In line with the above, the rate of change (per unit time) in the number of susceptibles, infecteds, infectious and immunes are given by the following differential equations:

dS/dt = –lS(t)

dE/dt = lS(t) – fE(t)

dI/dt = fE(t) – rI(t)

dR/dt = rI(t),

where dS/dt means «change in S per (small) unit time dt». More explictly, dS/dt = –lS(t) means that the compartment of susceptibles depletes itself of the quantity lS(t) as susceptibles become infected (E) during the time interval dt. The number of newly infected [lS(t)] is added to the exposed (E) compartment (second equation) which is, itself, reduced by a quantity fE(t) on behalf of the infectious compartment (third equation), and so on.

Modeling with differential equations can be undertaken with specialized softwares like “Stella” (High Performance Systems) or “ModelMaker” (Family Genetix). These softwares allow the user to sketch models and estimate the impact of transition parameters and their change on the epidemic situation. This aspect of modeling (sensitivity analysis) will be the topic of the second paper in this series.

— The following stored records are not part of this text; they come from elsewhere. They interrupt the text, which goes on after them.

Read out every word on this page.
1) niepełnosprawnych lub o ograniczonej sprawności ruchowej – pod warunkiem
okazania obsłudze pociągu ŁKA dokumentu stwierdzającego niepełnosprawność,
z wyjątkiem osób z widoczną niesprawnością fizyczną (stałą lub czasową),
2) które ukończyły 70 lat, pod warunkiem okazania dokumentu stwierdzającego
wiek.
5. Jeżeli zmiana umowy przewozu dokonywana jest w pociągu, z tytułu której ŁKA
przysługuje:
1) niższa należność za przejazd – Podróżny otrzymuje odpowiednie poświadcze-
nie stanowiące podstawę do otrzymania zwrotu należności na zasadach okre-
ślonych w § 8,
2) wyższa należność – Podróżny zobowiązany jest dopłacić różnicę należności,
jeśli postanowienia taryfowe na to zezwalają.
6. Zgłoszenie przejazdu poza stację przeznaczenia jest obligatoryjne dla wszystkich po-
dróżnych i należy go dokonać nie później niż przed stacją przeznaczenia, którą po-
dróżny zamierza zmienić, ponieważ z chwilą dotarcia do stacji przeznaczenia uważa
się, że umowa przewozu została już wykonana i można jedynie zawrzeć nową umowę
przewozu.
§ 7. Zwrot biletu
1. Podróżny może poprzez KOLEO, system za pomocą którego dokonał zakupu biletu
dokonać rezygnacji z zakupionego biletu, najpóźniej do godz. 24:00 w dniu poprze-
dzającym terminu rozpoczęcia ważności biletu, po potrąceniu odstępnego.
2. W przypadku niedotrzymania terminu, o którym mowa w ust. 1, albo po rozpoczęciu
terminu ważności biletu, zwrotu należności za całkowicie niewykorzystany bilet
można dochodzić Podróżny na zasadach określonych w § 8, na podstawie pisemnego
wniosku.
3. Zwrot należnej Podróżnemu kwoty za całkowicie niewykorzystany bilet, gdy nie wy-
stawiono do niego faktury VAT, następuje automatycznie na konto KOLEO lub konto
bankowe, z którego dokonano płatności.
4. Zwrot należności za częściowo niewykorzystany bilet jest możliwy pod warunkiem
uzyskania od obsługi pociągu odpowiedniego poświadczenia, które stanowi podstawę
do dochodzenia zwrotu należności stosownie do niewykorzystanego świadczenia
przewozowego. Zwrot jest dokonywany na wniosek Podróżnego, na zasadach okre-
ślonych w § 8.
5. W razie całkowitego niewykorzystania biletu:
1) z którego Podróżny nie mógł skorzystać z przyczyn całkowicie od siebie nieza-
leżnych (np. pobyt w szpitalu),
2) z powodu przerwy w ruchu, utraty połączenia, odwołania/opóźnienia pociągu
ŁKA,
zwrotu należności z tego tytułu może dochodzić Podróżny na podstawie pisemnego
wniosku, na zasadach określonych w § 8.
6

The models presented in Chart 2 are quite simple. They assume that individuals mix at random (mass action principle), they do not stratify individuals according to age and sex, the population size is assumed constant over time (no birth or death rates are taken into account), and the transition rates are expected to remain invariant in time. Some of these assumptions may be unrealistic, but the model can nevertheless reproduce the commonly observed short-term seasonal cycles of infections observed in many populations.

Discussion

The major problem with all infectious disease models is that the contact pattern in the population is often unknown, and somewhat difficult to measure(11). This is, however, a key parameter that yields the force of infection or transmission. Further, the lS(t) or bS(t)I(t) equation component is a source of important nonlinearity of the SEIR model. It can make the difference between regular cyclic variations of incidence and chaos(6). Notwithstanding, the models with their current limitations can be used to better the understanding of the nonlinear dynamics of infection spread in a population. This is because one must distinguish between predictive modeling and explanatory modeling(₁₄). Predictive modeling uses complex models in the hope to mimic observation as closely as possible. Explanatory modeling is rather concerned with capturing the main features of a dynamic given some assumptions. Explanatory modeling thus aims at understanding the dynamics. Explanatory modeling can, therefore, help interpret observed epidemiological trends, guide the collection of data towards further understanding, and design programs for the control of infectious diseases(9). In fact, simple deterministic models can help us gain insight into the factor controlling the persistence and stability of transmitted viral and bacterial infections within large human communities(8). On the whole, explanatory deterministic models exhibit damped oscillations, show random variations (in chaotic regime), and predict the spread of infectious diseases.

The next paper in this series will show how changes in the transition rates or varying the assumptions of the models can alter the profile of an epidemic. This step of data analysis will provide us with a powerful mean not only to understand how epidemics evolve, but also how they can be controlled.

Acknowledgments

We would like to thank the Social Sciences and Humanities Research Council of Canada for financial support to HT.